Les déluges qui se sont abattus à différents endroits du pays ces dernières semaines ont malmené nos infrastructures routières. Les états de nos routes nationales reliant la Capitale avec les autres villes de l’île mais aussi les grands axes routiers dans les grandes villes se sont très rapidement dégradés.

Les usagers des routes  nationales, comme ceux empruntant la RN2 remarquent l’apparition de nids de poules au beau milieu de la chaussée, rendant ainsi risquée la circulation sur cet axe. Les eaux de pluies n’ont pas épargné aussi bien les routes bitumées que les pistes.

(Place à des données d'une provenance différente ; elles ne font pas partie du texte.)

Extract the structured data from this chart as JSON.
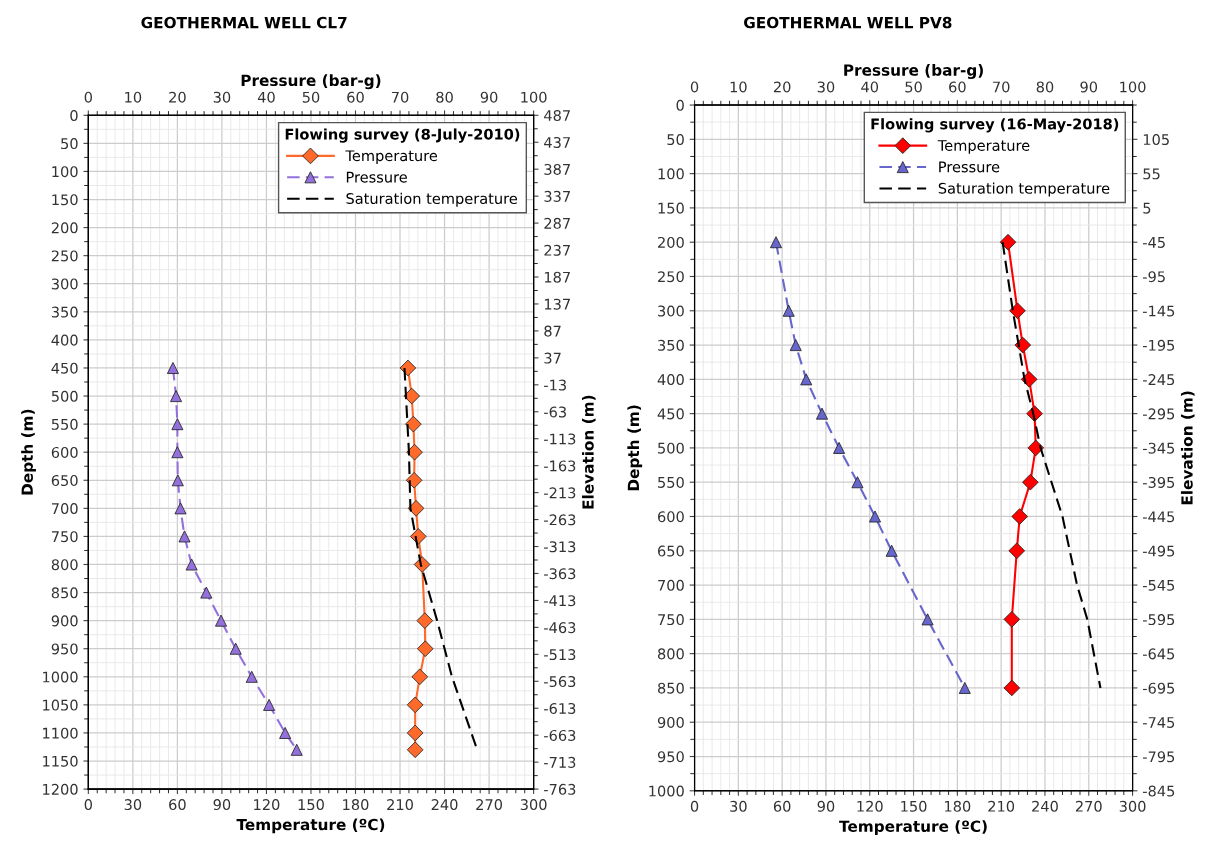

La dégradation de nos routes rend difficile l’approvisionnement des principaux grands marchés en produits vivriers. C’est le cas, par exemple, du riz. En effet, comme chaque année, la Rn44, reliant Moramanga et Vohidiala, porte d’entrée dans la région de l’Alaotra, le grenier à riz de Madagascar, est actuellement difficilement praticable. Les camions transportant du riz vers la Capitale éprouvent énormément de mal pour passer.
Selon certains opérateurs de la région de l’Alaotra, cette situation est en grande partie à l’origine de la hausse du prix du riz, notamment, la variété makalioka en ce moment. Les collecteurs sont contraints de payer à prix fort les transporteurs pour que ces derniers acceptent d’assurer le transport des produits vers Antananarivo.
Alors, les acteurs économiques attendent avec impatience la réhabilitation tant annoncée de cette fameuse route nationale, appelée autrefois : la route des propagandes.